Wednesday, October 16, 2019 - 11:00am

Painting from Abbe Museum

Painting from Abbe Museum Buy this photo
Courtesy of Trina Pal

I am not an Indigenous person, nor am I First Nations. I acknowledge that I am writing this piece based solely on research and travel and do not represent the voices of Indigenous people across the world. However, I think it’s important that we listen to the experience and wisdom of Indigenous people in tackling an issue as large as climate change. As a nation, we have a lot to learn about our relationship with our surroundings. 
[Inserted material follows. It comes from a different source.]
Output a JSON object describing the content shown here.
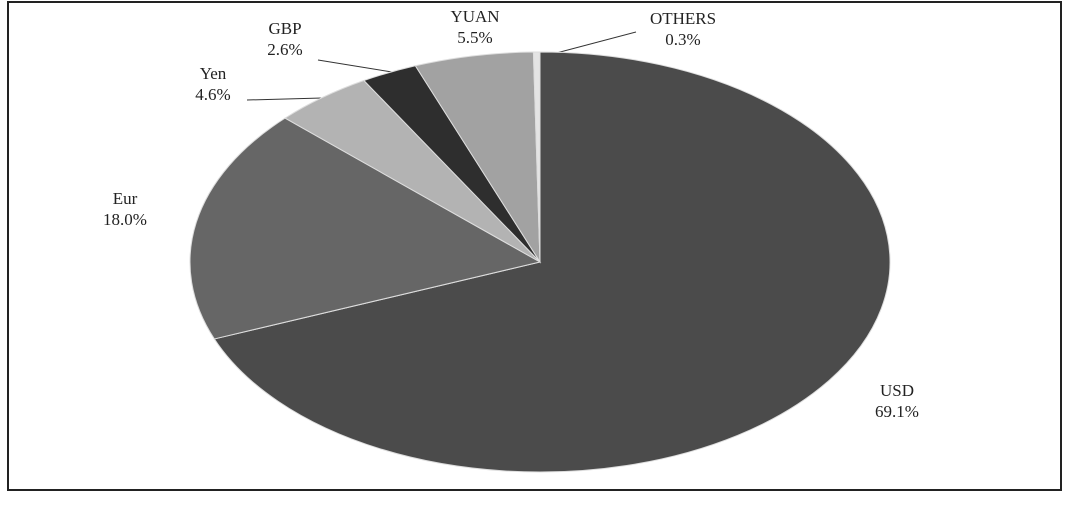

This past summer, I stopped by the Abbe Museum nestled in the middle of Bar Harbor, the largest town on Mount Desert Island, Maine. Mount Desert Island is more famously known for Acadia National Park, where I had spent the last three days hiking and exploring. Equally as important as national parks is the history of its land: Who originally inhabited this area of earth, and what are their stories? With this mindset, I stopped by the Abbe Museum on our last day in Bar Harbor, and a gentle, sloping cream-colored building with olive green trimmings welcomed me inside.

The Abbe Museum, a Smithsonian affiliate since 2013, is in collaboration with the Wabanaki, the People of the Dawn. The Wabanaki Confederacy includes the Abenaki, Maliseet, Micmac, Passamaquoddy and Penobscot Nations, all of whom have inhabited what is now known as Maine and Southeastern Canada for generations. The Wabanaki are known as the People of the Dawn due to their location in Turtle Island (now known as North America); they are the first people to see the sunrise over Turtle Island, and thus the first to see the dawn. 
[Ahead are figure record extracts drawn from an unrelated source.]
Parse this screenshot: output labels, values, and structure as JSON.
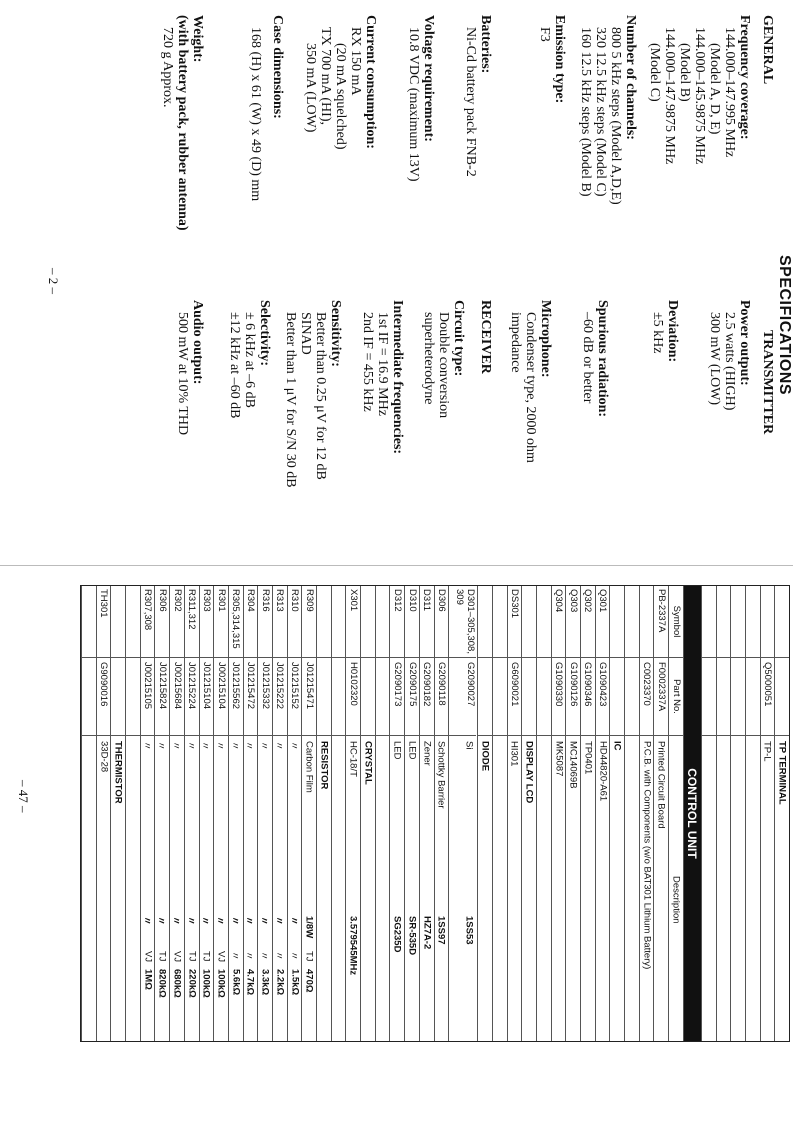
{
  "spec_page": {
    "title": "SPECIFICATIONS",
    "page_number": "– 2 –",
    "left": [
      {
        "t": "GENERAL",
        "b": true
      },
      {
        "t": "Frequency coverage:",
        "b": true
      },
      {
        "t": "144.000–147.995 MHz",
        "i": 1
      },
      {
        "t": "(Model A, D, E)",
        "i": 2
      },
      {
        "t": "144.000–145.9875 MHz",
        "i": 1
      },
      {
        "t": "(Model B)",
        "i": 2
      },
      {
        "t": "144.000–147.9875 MHz",
        "i": 1
      },
      {
        "t": "(Model C)",
        "i": 2
      },
      {
        "t": "Number of channels:",
        "b": true
      },
      {
        "t": "800  5 kHz steps (Model A,D,E)",
        "i": 1
      },
      {
        "t": "320  12.5 kHz steps (Model C)",
        "i": 1
      },
      {
        "t": "160  12.5 kHz steps (Model B)",
        "i": 1
      },
      {
        "t": "Emission type:",
        "b": true
      },
      {
        "t": "F3",
        "i": 1
      },
      {
        "t": "Batteries:",
        "b": true
      },
      {
        "t": "Ni-Cd battery pack FNB-2",
        "i": 1
      },
      {
        "t": "Voltage requirement:",
        "b": true
      },
      {
        "t": "10.8 VDC (maximum 13V)",
        "i": 1
      },
      {
        "t": "Current consumption:",
        "b": true
      },
      {
        "t": "RX  150 mA",
        "i": 1
      },
      {
        "t": "(20 mA squelched)",
        "i": 2
      },
      {
        "t": "TX  700 mA (HI),",
        "i": 1
      },
      {
        "t": "350 mA (LOW)",
        "i": 2
      },
      {
        "t": "Case dimensions:",
        "b": true
      },
      {
        "t": "168 (H) x 61 (W) x 49 (D) mm",
        "i": 1
      },
      {
        "t": "Weight:",
        "b": true
      },
      {
        "t": "(with battery pack, rubber antenna)",
        "b": true
      },
      {
        "t": "720 g Approx.",
        "i": 1
      }
    ],
    "right": [
      {
        "t": "TRANSMITTER",
        "b": true
      },
      {
        "t": "Power output:",
        "b": true
      },
      {
        "t": "2.5 watts (HIGH)",
        "i": 1
      },
      {
        "t": "300 mW (LOW)",
        "i": 1
      },
      {
        "t": "Deviation:",
        "b": true
      },
      {
        "t": "±5 kHz",
        "i": 1
      },
      {
        "t": "Spurious radiation:",
        "b": true
      },
      {
        "t": "–60 dB or better",
        "i": 1
      },
      {
        "t": "Microphone:",
        "b": true
      },
      {
        "t": "Condenser type, 2000 ohm",
        "i": 1
      },
      {
        "t": "impedance",
        "i": 1
      },
      {
        "t": "RECEIVER",
        "b": true
      },
      {
        "t": "Circuit type:",
        "b": true
      },
      {
        "t": "Double conversion",
        "i": 1
      },
      {
        "t": "superheterodyne",
        "i": 1
      },
      {
        "t": "Intermediate frequencies:",
        "b": true
      },
      {
        "t": "1st IF  = 16.9 MHz",
        "i": 1
      },
      {
        "t": "2nd IF = 455 kHz",
        "i": 1
      },
      {
        "t": "Sensitivity:",
        "b": true
      },
      {
        "t": "Better than 0.25 μV for 12 dB",
        "i": 1
      },
      {
        "t": "SINAD",
        "i": 1
      },
      {
        "t": "Better than 1 μV for S/N 30 dB",
        "i": 1
      },
      {
        "t": "Selectivity:",
        "b": true
      },
      {
        "t": "± 6 kHz at –6 dB",
        "i": 1
      },
      {
        "t": "±12 kHz at –60 dB",
        "i": 1
      },
      {
        "t": "Audio output:",
        "b": true
      },
      {
        "t": "500 mW at 10% THD",
        "i": 1
      }
    ]
  },
  "parts_page": {
    "page_number": "– 47 –",
    "rows": [
      {
        "k": "sec",
        "d": "TP TERMINAL"
      },
      {
        "k": "item",
        "s": "",
        "p": "Q5000051",
        "d": "TP-L"
      },
      {
        "k": "blank"
      },
      {
        "k": "blank"
      },
      {
        "k": "blank"
      },
      {
        "k": "blank"
      },
      {
        "k": "ctrl",
        "d": "CONTROL UNIT"
      },
      {
        "k": "hdr",
        "s": "Symbol",
        "p": "Part No.",
        "d": "Description"
      },
      {
        "k": "item",
        "s": "PB-2337A",
        "p": "F0002337A",
        "d": "Printed Circuit Board"
      },
      {
        "k": "item",
        "s": "",
        "p": "C0023370",
        "d": "P.C.B. with Components (w/o BAT301 Lithium Battery)"
      },
      {
        "k": "blank"
      },
      {
        "k": "sec",
        "d": "IC"
      },
      {
        "k": "item",
        "s": "Q301",
        "p": "G1090423",
        "d": "HD44820-A61"
      },
      {
        "k": "item",
        "s": "Q302",
        "p": "G1090346",
        "d": "TP0401"
      },
      {
        "k": "item",
        "s": "Q303",
        "p": "G1090126",
        "d": "MC14069B"
      },
      {
        "k": "item",
        "s": "Q304",
        "p": "G1090330",
        "d": "MK5087"
      },
      {
        "k": "blank"
      },
      {
        "k": "sec",
        "d": "DISPLAY LCD"
      },
      {
        "k": "item",
        "s": "DS301",
        "p": "G6090021",
        "d": "HI301"
      },
      {
        "k": "blank"
      },
      {
        "k": "sec",
        "d": "DIODE"
      },
      {
        "k": "dbl",
        "s": "D301–305,308, 309",
        "p": "G2090027",
        "d": "Si",
        "w": "1SS53"
      },
      {
        "k": "item",
        "s": "D306",
        "p": "G2090118",
        "d": "Schottky Barrier",
        "w": "1SS97"
      },
      {
        "k": "item",
        "s": "D311",
        "p": "G2090182",
        "d": "Zener",
        "w": "HZ7A-2"
      },
      {
        "k": "item",
        "s": "D310",
        "p": "G2090175",
        "d": "LED",
        "w": "SR-535D"
      },
      {
        "k": "item",
        "s": "D312",
        "p": "G2090173",
        "d": "LED",
        "w": "SG235D"
      },
      {
        "k": "blank"
      },
      {
        "k": "sec",
        "d": "CRYSTAL"
      },
      {
        "k": "item",
        "s": "X301",
        "p": "H0102320",
        "d": "HC-18/T",
        "w": "3.579545MHz"
      },
      {
        "k": "blank"
      },
      {
        "k": "sec",
        "d": "RESISTOR"
      },
      {
        "k": "item",
        "s": "R309",
        "p": "J01215471",
        "d": "Carbon Film",
        "w": "1/8W",
        "m": "TJ",
        "v": "470Ω"
      },
      {
        "k": "item",
        "s": "R310",
        "p": "J01215152",
        "d": "〃",
        "w": "〃",
        "m": "〃",
        "v": "1.5kΩ"
      },
      {
        "k": "item",
        "s": "R313",
        "p": "J01215222",
        "d": "〃",
        "w": "〃",
        "m": "〃",
        "v": "2.2kΩ"
      },
      {
        "k": "item",
        "s": "R316",
        "p": "J01215332",
        "d": "〃",
        "w": "〃",
        "m": "〃",
        "v": "3.3kΩ"
      },
      {
        "k": "item",
        "s": "R304",
        "p": "J01215472",
        "d": "〃",
        "w": "〃",
        "m": "〃",
        "v": "4.7kΩ"
      },
      {
        "k": "item",
        "s": "R305,314,315",
        "p": "J01215562",
        "d": "〃",
        "w": "〃",
        "m": "〃",
        "v": "5.6kΩ"
      },
      {
        "k": "item",
        "s": "R301",
        "p": "J00215104",
        "d": "〃",
        "w": "〃",
        "m": "VJ",
        "v": "100kΩ"
      },
      {
        "k": "item",
        "s": "R303",
        "p": "J01215104",
        "d": "〃",
        "w": "〃",
        "m": "TJ",
        "v": "100kΩ"
      },
      {
        "k": "item",
        "s": "R311,312",
        "p": "J01215224",
        "d": "〃",
        "w": "〃",
        "m": "TJ",
        "v": "220kΩ"
      },
      {
        "k": "item",
        "s": "R302",
        "p": "J00215684",
        "d": "〃",
        "w": "〃",
        "m": "VJ",
        "v": "680kΩ"
      },
      {
        "k": "item",
        "s": "R306",
        "p": "J01215824",
        "d": "〃",
        "w": "〃",
        "m": "TJ",
        "v": "820kΩ"
      },
      {
        "k": "item",
        "s": "R307,308",
        "p": "J00215105",
        "d": "〃",
        "w": "〃",
        "m": "VJ",
        "v": "1MΩ"
      },
      {
        "k": "blank"
      },
      {
        "k": "sec",
        "d": "THERMISTOR"
      },
      {
        "k": "item",
        "s": "TH301",
        "p": "G9090016",
        "d": "33D-28"
      },
      {
        "k": "blank"
      }
    ]
  }
}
Visiting the Abbe Museum made me rethink my environmental education thus far. I’d only learned about white, eurocentric environmental pioneers in middle and high school; names like Aldo Leopold, John Muir and Theodore Roosevelt may sound familiar to you. But what about Indigenous pioneers, who have lived in harmony with the environment for centuries to a much greater extent than settlers ever have? 

This is all part of a larger process of decolonizing environmental history and climate change, which, among other goals, includes understanding that Western ways of environmental thinking and teaching often overshadow perspectives of Indigenous people. Indigenous people around the world are protecting forests and their biodiversity, which sequesters carbon and protects natural resources. Indigenous people can teach us how to live sustainably through their agricultural practices, having depended on the environment their whole lives. Indigenous people are protesting against large oil companies and deforestation, recognizing that these practices contribute to increased worldwide greenhouse gas emissions. 

We can all learn from Indigenous perspectives on our climate crisis, and the Abbe Museum is no exception. The exhibit “wolankeyutomon: Take Care of Everything” focused on the conservation of sea life and emphasized the Wabanaki’s relationship with whales and other maritime creatures. The whale of Maine appears in Wabanaki stories as Bootup, whose back allowed for travel across the Western Atlantic, waters that are sacred to the Wabanaki. Whales have been poached and harpooned by humans for many years. Recently an equally alarming problem has come to light: the discovery of whales washed to shore with stomachs full of plastic products. 

The painting included in this article immediately caught my eye when I stepped into the exhibit, and for good reason. There are very few ways to misinterpret the message conveyed: Single-use plastics are threatening our marine biodiversity, including whales, one of the most ancient species on this earth. The Ziploc bag that you casually toss in the trash, the plastic fork that is thrown away instead of reused, the plastic bag that you insist is more convenient than a reusable one: All of this contributes to the problem. 

Too often, I’ve come across the perspective that climate change can only be solved by large corporations changing their methods of production. Yes, a huge part of the problem lies with big oil and political lobbying. But another part lies with our flawed understanding of what we can do, individually and collectively, to help the environment. Grassroots change is hard, but it can spread like wildfire if you allow it to. 

Undoubtedly, Indigenous people are welcome to these changing habits and have a breadth of knowledge to contribute to our understanding of the environment. A small panel tucked in the back of the Abbe Museum allowed visitors to input their personal commitments to help the environment on an iPad with the responses being projected continually on a large screen above. There’s more to this climate crisis than we think and spreading information from different cultures and ways of life is critical to our relationship with this planet.